The massive breach of the SolarWinds Network Management product has compromised as many as 18,000 organizations outside of the US Government entities, security agencies, and defense entities. We took a closer look at the weaknesses that exist in other SolarWinds’ products and found that top scanners miss most of the vulnerabilities.
Our Key Findings
- 102 vulnerabilities exist in SolarWinds products, wherein 34 CVEs are weaponized.
- 30 CVEs are rated critical; 21 are high.
- 85 old vulnerabilities exist in SolarWinds, ranging from 2001 to 2019.
- CWE-79 (Improper Neutralization of Input During Web Page Generation) seems to be the most exploited weakness, with 18 falling in this category.
- The 15 CVEs in the Orion Network Management tool and CVE-2019-9546 are the suspected culprits for this breach.
- SolarWinds Orion Network Management tool is also responsible for the FireEye breach when pentesters’ tools were stolen.
The Attack Surface
When we analyzed the vulnerabilities and weaponization statistics, we observed the following:
- 35% of SolarWinds CVEs are weaponized.
- 22 CVEs have RCE/PE capabilities, making their fixes extremely critical.
- SolarWinds’ products have vulnerabilities existing from 2001 to 2019. The maximum number of vulnerabilities is from 2019, followed by 2020 and 2010.
- CWE-79 and CWE-20 are the most exploited weaknesses in SolarWinds’ products.
83% of vulnerabilities in SolarWinds are old weaknesses.

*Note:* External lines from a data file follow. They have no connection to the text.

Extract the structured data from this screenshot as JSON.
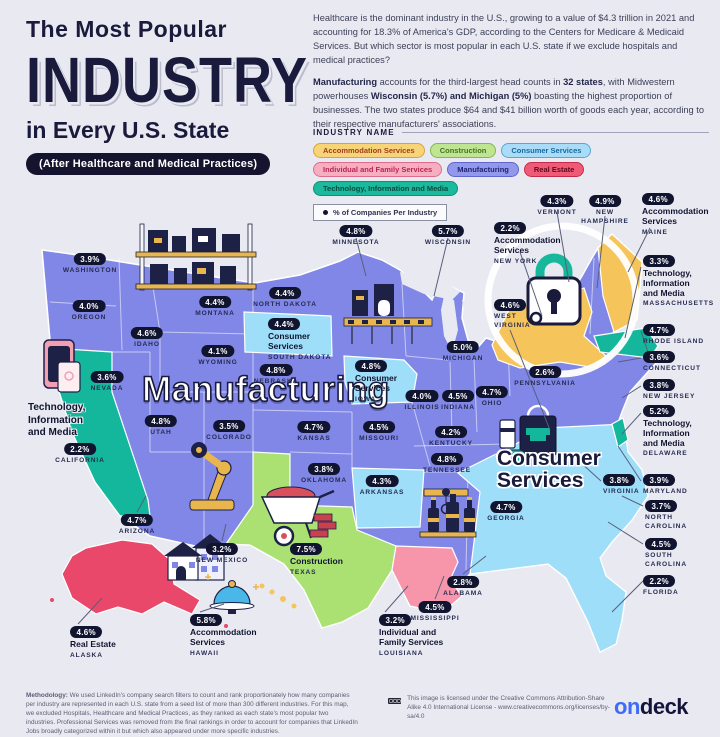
{
  "header": {
    "title_line1": "The Most Popular",
    "title_line2": "INDUSTRY",
    "title_line3": "in Every U.S. State",
    "subtitle_pill": "(After Healthcare and Medical Practices)",
    "intro": [
      {
        "segments": [
          {
            "t": "Healthcare is the dominant industry in the U.S., growing to a value of $4.3 trillion in 2021 and accounting for 18.3% of America's GDP, according to the Centers for Medicare & Medicaid Services. But which sector is most popular in each U.S. state if we exclude hospitals and medical practices?",
            "b": false
          }
        ]
      },
      {
        "segments": [
          {
            "t": "Manufacturing",
            "b": true
          },
          {
            "t": " accounts for the third-largest head counts in ",
            "b": false
          },
          {
            "t": "32 states",
            "b": true
          },
          {
            "t": ", with Midwestern powerhouses ",
            "b": false
          },
          {
            "t": "Wisconsin (5.7%) and Michigan (5%)",
            "b": true
          },
          {
            "t": " boasting the highest proportion of businesses. The two states produce $64 and $41 billion worth of goods each year, according to their respective manufacturers' associations.",
            "b": false
          }
        ]
      }
    ]
  },
  "legend": {
    "title": "INDUSTRY NAME",
    "items": [
      {
        "label": "Accommodation Services",
        "bg": "#f8d478",
        "border": "#d9a43c",
        "text_color": "#9c3d20"
      },
      {
        "label": "Construction",
        "bg": "#c0e592",
        "border": "#7fb950",
        "text_color": "#41741f"
      },
      {
        "label": "Consumer Services",
        "bg": "#aadcf7",
        "border": "#57a7d4",
        "text_color": "#16699f"
      },
      {
        "label": "Individual and Family Services",
        "bg": "#f6afc0",
        "border": "#e06c8b",
        "text_color": "#ba2450"
      },
      {
        "label": "Manufacturing",
        "bg": "#9298ec",
        "border": "#5f66cc",
        "text_color": "#1d2470"
      },
      {
        "label": "Real Estate",
        "bg": "#ef5b76",
        "border": "#c52b49",
        "text_color": "#5e0a1d"
      },
      {
        "label": "Technology, Information and Media",
        "bg": "#1cb99c",
        "border": "#0f8f78",
        "text_color": "#074d3f"
      }
    ],
    "note": "% of Companies Per Industry"
  },
  "map": {
    "big_labels": [
      {
        "text": "Manufacturing"
      },
      {
        "text": "Consumer\nServices"
      }
    ],
    "industry_colors": {
      "Manufacturing": "#8187e6",
      "Consumer Services": "#9edef8",
      "Technology, Information and Media": "#14b79b",
      "Accommodation Services": "#f5c45a",
      "Real Estate": "#e9486b",
      "Construction": "#abe172",
      "Individual and Family Services": "#f795ab"
    },
    "states": [
      {
        "name": "WASHINGTON",
        "value": "3.9%",
        "industry": "Manufacturing",
        "show_industry": false
      },
      {
        "name": "OREGON",
        "value": "4.0%",
        "industry": "Manufacturing",
        "show_industry": false
      },
      {
        "name": "CALIFORNIA",
        "value": "2.2%",
        "industry": "Technology,\nInformation\nand Media",
        "show_industry": false
      },
      {
        "name": "NEVADA",
        "value": "3.6%",
        "industry": "Manufacturing",
        "show_industry": false
      },
      {
        "name": "IDAHO",
        "value": "4.6%",
        "industry": "Manufacturing",
        "show_industry": false
      },
      {
        "name": "UTAH",
        "value": "4.8%",
        "industry": "Manufacturing",
        "show_industry": false
      },
      {
        "name": "ARIZONA",
        "value": "4.7%",
        "industry": "Manufacturing",
        "show_industry": false
      },
      {
        "name": "MONTANA",
        "value": "4.4%",
        "industry": "Manufacturing",
        "show_industry": false
      },
      {
        "name": "WYOMING",
        "value": "4.1%",
        "industry": "Manufacturing",
        "show_industry": false
      },
      {
        "name": "COLORADO",
        "value": "3.5%",
        "industry": "Manufacturing",
        "show_industry": false
      },
      {
        "name": "NEW MEXICO",
        "value": "3.2%",
        "industry": "Manufacturing",
        "show_industry": false
      },
      {
        "name": "NORTH DAKOTA",
        "value": "4.4%",
        "industry": "Manufacturing",
        "show_industry": false
      },
      {
        "name": "SOUTH DAKOTA",
        "value": "4.4%",
        "industry": "Consumer\nServices",
        "show_industry": true
      },
      {
        "name": "NEBRASKA",
        "value": "4.8%",
        "industry": "Manufacturing",
        "show_industry": false
      },
      {
        "name": "KANSAS",
        "value": "4.7%",
        "industry": "Manufacturing",
        "show_industry": false
      },
      {
        "name": "OKLAHOMA",
        "value": "3.8%",
        "industry": "Manufacturing",
        "show_industry": false
      },
      {
        "name": "TEXAS",
        "value": "7.5%",
        "industry": "Construction",
        "show_industry": true
      },
      {
        "name": "MINNESOTA",
        "value": "4.8%",
        "industry": "Manufacturing",
        "show_industry": false
      },
      {
        "name": "IOWA",
        "value": "4.8%",
        "industry": "Consumer\nServices",
        "show_industry": true
      },
      {
        "name": "MISSOURI",
        "value": "4.5%",
        "industry": "Manufacturing",
        "show_industry": false
      },
      {
        "name": "ARKANSAS",
        "value": "4.3%",
        "industry": "Consumer Services",
        "show_industry": false
      },
      {
        "name": "LOUISIANA",
        "value": "3.2%",
        "industry": "Individual and\nFamily Services",
        "show_industry": true
      },
      {
        "name": "WISCONSIN",
        "value": "5.7%",
        "industry": "Manufacturing",
        "show_industry": false
      },
      {
        "name": "ILLINOIS",
        "value": "4.0%",
        "industry": "Manufacturing",
        "show_industry": false
      },
      {
        "name": "MICHIGAN",
        "value": "5.0%",
        "industry": "Manufacturing",
        "show_industry": false
      },
      {
        "name": "INDIANA",
        "value": "4.5%",
        "industry": "Manufacturing",
        "show_industry": false
      },
      {
        "name": "OHIO",
        "value": "4.7%",
        "industry": "Manufacturing",
        "show_industry": false
      },
      {
        "name": "KENTUCKY",
        "value": "4.2%",
        "industry": "Manufacturing",
        "show_industry": false
      },
      {
        "name": "TENNESSEE",
        "value": "4.8%",
        "industry": "Manufacturing",
        "show_industry": false
      },
      {
        "name": "MISSISSIPPI",
        "value": "4.5%",
        "industry": "Manufacturing",
        "show_industry": false
      },
      {
        "name": "ALABAMA",
        "value": "2.8%",
        "industry": "Manufacturing",
        "show_industry": false
      },
      {
        "name": "GEORGIA",
        "value": "4.7%",
        "industry": "Consumer Services",
        "show_industry": false
      },
      {
        "name": "FLORIDA",
        "value": "2.2%",
        "industry": "Consumer Services",
        "show_industry": false
      },
      {
        "name": "SOUTH\nCAROLINA",
        "value": "4.5%",
        "industry": "Consumer Services",
        "show_industry": false
      },
      {
        "name": "NORTH\nCAROLINA",
        "value": "3.7%",
        "industry": "Consumer Services",
        "show_industry": false
      },
      {
        "name": "VIRGINIA",
        "value": "3.8%",
        "industry": "Consumer Services",
        "show_industry": false
      },
      {
        "name": "WEST\nVIRGINIA",
        "value": "4.6%",
        "industry": "Manufacturing",
        "show_industry": false
      },
      {
        "name": "MARYLAND",
        "value": "3.9%",
        "industry": "Consumer Services",
        "show_industry": false
      },
      {
        "name": "DELAWARE",
        "value": "5.2%",
        "industry": "Technology,\nInformation\nand Media",
        "show_industry": true
      },
      {
        "name": "NEW JERSEY",
        "value": "3.8%",
        "industry": "Manufacturing",
        "show_industry": false
      },
      {
        "name": "PENNSYLVANIA",
        "value": "2.6%",
        "industry": "Manufacturing",
        "show_industry": false
      },
      {
        "name": "NEW YORK",
        "value": "2.2%",
        "industry": "Accommodation\nServices",
        "show_industry": true
      },
      {
        "name": "CONNECTICUT",
        "value": "3.6%",
        "industry": "Manufacturing",
        "show_industry": false
      },
      {
        "name": "RHODE ISLAND",
        "value": "4.7%",
        "industry": "Manufacturing",
        "show_industry": false
      },
      {
        "name": "MASSACHUSETTS",
        "value": "3.3%",
        "industry": "Technology,\nInformation\nand Media",
        "show_industry": true
      },
      {
        "name": "VERMONT",
        "value": "4.3%",
        "industry": "Manufacturing",
        "show_industry": false
      },
      {
        "name": "NEW\nHAMPSHIRE",
        "value": "4.9%",
        "industry": "Manufacturing",
        "show_industry": false
      },
      {
        "name": "MAINE",
        "value": "4.6%",
        "industry": "Accommodation\nServices",
        "show_industry": true
      },
      {
        "name": "ALASKA",
        "value": "4.6%",
        "industry": "Real Estate",
        "show_industry": true
      },
      {
        "name": "HAWAII",
        "value": "5.8%",
        "industry": "Accommodation\nServices",
        "show_industry": true
      }
    ]
  },
  "footer": {
    "methodology": [
      {
        "t": "Methodology:",
        "b": true
      },
      {
        "t": " We used LinkedIn's company search filters to count and rank proportionately how many companies per industry are represented in each U.S. state from a seed list of more than 300 different industries. For this map, we excluded Hospitals, Healthcare and Medical Practices, as they ranked as each state's most popular two industries. Professional Services was removed from the final rankings in order to account for companies that LinkedIn Jobs broadly categorized within it but which also appeared under more specific industries.",
        "b": false
      }
    ],
    "license": "This image is licensed under the Creative Commons Attribution-Share Alike 4.0 International License - www.creativecommons.org/licenses/by-sa/4.0",
    "brand": {
      "part1": "on",
      "part2": "deck"
    }
  }
}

These vulnerabilities range from 2001 to 2020, presenting two decades of bugs.
- Of these 85 vulnerabilities, 32 are weaponized with known exploits.
- 13 CVEs have RCE and PE capabilities.
- 23 CVEs are rated critical, 21 are high, and 41 are medium.
SolarWinds’ Product Analysis
Next, we analyzed the different types of products that have these vulnerabilities and their broad categories:
- 45 vulnerabilities are associated with file transfer servers specifically used to transfer colossal data, a favorite target of threat actors who can steal and expose sensitive files.
- 24 CVEs were linked to the IT monitoring tool. These types of tools should not be exposed to the internet as they serve as standalone tools for pointing out critical issues.
SolarWinds Global Exposure Analysis
More than 300,000 customers worldwide, including defense, Fortune 500 companies, government agencies, telecommunication companies, and educational institutions, have been using the SolarWinds Network Monitoring tool.
Country-wise exposure analysis reveals the following details:
- 117 countries use SolarWinds’ products, making this breach extremely critical.
- The US tops the list with a count of 698 internet-facing products; the UK ranks next with 98 products, and India has 56.
Table: Analysis Based on Countries
SolarWinds Scanner Coverage Analysis
We analyzed the data further by comparing the CVEs with some scanners that could detect SolarWinds’ vulnerabilities.
- Out of 102 CVEs, the Tenable scanner detected 37 vulnerabilities.
- Qualys was able to find 15 vulnerabilities.
- Nexpose detected a single vulnerability.
Internet chatter is abuzz with the fact that this might be a nation-state attack, a fact that we concur with. There have been no demands for ransom, and the threat actors have been patiently biding their time since the Spring of 2020 to mount their attacks. While much conversation is floating around about the possible APT groups that could have been involved in this attack, our investigation has not revealed any association with ransomware or APT groups.
What we see today is probably the most serious cyberattack of all times perpetrated by threat actors not motivated by greed. With state secrets compromised, attacks such as these force us to take a step back and see what we can learn from it.
One of the many lessons from this incident would be that organizations should and must seriously invest in vulnerability management and penetration testing and continuously check their attack surface from infrastructure to code.